Writer-director Tom Paton has been making ambitious low-budget genre films with a distinctive feel for a few years now – Pandorica, Redwood, Black Site. Though it runs slightly long at 106 minutes, this is perhaps his strongest film to date – yomping through an action movie combat situation on repeat as a platoon of broadly-characterised grunts are stuck in a perhaps-posthumous time loop accessible by climbing endless flights of anonymous stairs with a rising darkness – and a witchy dead civilian (Julia Szamalek) urging them not to go down – at their heels to keep them playing the game over and over in the hope of affecting the outcome. Dialogue ranges from functional-but-allusive (‘I’ve a bad feeling about this’, ‘haven’t any of you seen Back to the Future 2?’) to comic book gritty-profound (‘I said I’d follow you into Hell but I never expected you actually to take us there’).
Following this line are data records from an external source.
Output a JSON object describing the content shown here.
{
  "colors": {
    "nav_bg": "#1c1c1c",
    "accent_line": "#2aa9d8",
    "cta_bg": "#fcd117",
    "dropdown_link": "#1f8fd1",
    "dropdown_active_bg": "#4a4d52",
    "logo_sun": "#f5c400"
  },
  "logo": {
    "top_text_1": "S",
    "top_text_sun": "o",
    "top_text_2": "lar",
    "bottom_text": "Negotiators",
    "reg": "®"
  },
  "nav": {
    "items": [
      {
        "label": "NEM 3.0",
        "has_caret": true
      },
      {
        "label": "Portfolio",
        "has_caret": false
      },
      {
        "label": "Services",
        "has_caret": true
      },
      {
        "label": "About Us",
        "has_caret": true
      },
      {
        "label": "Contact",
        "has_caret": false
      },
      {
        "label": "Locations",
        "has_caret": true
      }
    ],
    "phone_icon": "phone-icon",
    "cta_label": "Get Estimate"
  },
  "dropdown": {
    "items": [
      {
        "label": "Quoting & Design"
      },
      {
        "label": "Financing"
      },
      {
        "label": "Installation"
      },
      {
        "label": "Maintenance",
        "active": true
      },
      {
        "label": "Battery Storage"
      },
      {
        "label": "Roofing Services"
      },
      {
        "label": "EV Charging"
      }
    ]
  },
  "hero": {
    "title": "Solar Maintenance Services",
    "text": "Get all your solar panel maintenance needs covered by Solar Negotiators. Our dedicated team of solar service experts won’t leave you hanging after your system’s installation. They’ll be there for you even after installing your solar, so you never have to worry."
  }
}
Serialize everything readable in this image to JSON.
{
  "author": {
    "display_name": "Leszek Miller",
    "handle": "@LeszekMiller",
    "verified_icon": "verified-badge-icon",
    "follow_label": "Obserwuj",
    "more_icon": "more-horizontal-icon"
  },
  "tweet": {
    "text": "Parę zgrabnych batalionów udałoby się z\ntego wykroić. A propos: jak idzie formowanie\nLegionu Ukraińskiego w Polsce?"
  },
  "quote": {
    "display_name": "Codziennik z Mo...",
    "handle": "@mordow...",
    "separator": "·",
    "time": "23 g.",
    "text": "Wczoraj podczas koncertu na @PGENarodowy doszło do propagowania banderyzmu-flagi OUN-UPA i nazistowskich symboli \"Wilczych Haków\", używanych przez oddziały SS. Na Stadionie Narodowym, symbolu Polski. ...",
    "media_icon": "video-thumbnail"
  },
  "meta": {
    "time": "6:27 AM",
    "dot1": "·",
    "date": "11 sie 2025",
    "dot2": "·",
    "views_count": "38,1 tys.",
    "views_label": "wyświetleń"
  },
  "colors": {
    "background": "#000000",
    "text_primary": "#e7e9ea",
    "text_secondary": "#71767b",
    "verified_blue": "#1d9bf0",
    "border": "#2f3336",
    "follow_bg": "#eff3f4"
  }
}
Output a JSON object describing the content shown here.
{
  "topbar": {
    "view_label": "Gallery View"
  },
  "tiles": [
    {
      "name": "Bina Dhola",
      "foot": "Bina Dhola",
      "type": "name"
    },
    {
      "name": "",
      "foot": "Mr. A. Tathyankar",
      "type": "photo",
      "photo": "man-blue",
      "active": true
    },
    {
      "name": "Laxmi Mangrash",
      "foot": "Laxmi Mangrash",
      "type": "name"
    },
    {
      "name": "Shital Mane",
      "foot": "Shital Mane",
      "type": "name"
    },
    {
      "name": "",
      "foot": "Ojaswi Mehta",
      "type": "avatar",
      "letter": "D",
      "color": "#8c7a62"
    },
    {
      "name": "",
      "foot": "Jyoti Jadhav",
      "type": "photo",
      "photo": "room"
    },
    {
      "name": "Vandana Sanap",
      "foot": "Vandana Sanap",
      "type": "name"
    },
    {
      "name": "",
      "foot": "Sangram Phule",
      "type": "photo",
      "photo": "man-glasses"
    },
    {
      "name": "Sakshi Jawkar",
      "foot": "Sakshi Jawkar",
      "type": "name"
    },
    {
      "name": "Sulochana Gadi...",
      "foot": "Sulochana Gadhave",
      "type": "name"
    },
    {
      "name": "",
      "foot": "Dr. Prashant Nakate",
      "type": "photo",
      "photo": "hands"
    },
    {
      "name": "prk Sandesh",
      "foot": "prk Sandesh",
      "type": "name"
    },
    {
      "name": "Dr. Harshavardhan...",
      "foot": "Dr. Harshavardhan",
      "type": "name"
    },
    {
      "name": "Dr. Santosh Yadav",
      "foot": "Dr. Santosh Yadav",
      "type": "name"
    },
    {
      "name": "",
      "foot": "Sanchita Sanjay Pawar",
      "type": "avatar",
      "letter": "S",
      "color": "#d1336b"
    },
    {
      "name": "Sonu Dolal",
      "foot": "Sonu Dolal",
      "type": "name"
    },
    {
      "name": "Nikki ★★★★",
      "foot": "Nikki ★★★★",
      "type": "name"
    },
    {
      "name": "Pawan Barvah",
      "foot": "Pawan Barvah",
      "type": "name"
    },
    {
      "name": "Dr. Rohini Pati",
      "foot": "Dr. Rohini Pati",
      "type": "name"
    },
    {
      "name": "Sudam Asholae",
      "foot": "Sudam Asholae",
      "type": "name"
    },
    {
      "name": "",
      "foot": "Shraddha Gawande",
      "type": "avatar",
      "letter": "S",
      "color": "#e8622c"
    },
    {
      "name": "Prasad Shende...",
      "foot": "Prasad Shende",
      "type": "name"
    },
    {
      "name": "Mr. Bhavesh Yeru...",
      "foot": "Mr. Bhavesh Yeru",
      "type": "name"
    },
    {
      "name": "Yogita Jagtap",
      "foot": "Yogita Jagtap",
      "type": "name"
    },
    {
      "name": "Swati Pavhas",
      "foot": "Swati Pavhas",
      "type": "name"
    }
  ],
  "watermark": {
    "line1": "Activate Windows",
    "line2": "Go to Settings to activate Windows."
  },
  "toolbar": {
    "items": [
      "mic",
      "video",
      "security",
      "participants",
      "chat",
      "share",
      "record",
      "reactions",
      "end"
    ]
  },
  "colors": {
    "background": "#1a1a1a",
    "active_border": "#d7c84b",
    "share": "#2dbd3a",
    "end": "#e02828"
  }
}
It opens before dawn in Eastern Europe, in a washed-out bluish light, with a UK-based team wiping out an enemy base, and conscience-bothered Kia Clarke (Samantha Schnitzler) following the orders of almost manic NCO Stanton (Shayne Ward), to execute the civilian captive (aka ‘the Prophet of Death’). Evaced back to the UK, the team find the lift is out in their HQ and take the stairs – though one of their number has had a bad experience with staircases and delivers an ominous speech that suggests this might be her own personal hell. In the event, the phenomenon feels more like a hamster wheel timewarp, as doors every few levels lead back to the field of battle at the moment before dawn … and the team, who keep losing people, attempt a variety of interventions that don’t break the cycle, before hitting – a few iterations too late – on a possible sacrifice play that might mean some of them get to go home.
Like all of Paton’s films, this has some weighty thoughts – about war crimes and karma – along with some blunt point-scoring (having a thug on ‘their side’ execute civilians with the same ‘orders are orders’ excuse Stanton makes, then underlining it by having Clarke mutter ‘we’re no better than they are’) and a mixed-ability cast who sometimes struggle with dialogue but are mostly convincing in the many fight or shoot-out scenes. The best performance comes from Toby Osmond (Black Site, Dark Beacon) as the soldier grumbling about rescuing the prophet only to have her bite off his finger – limiting his ability to make rude gestures behind his comrades’ back. Bentley Kalu, who sort of went through this before in a very different price range in Edge of Tomorrow, is a solid physical presence.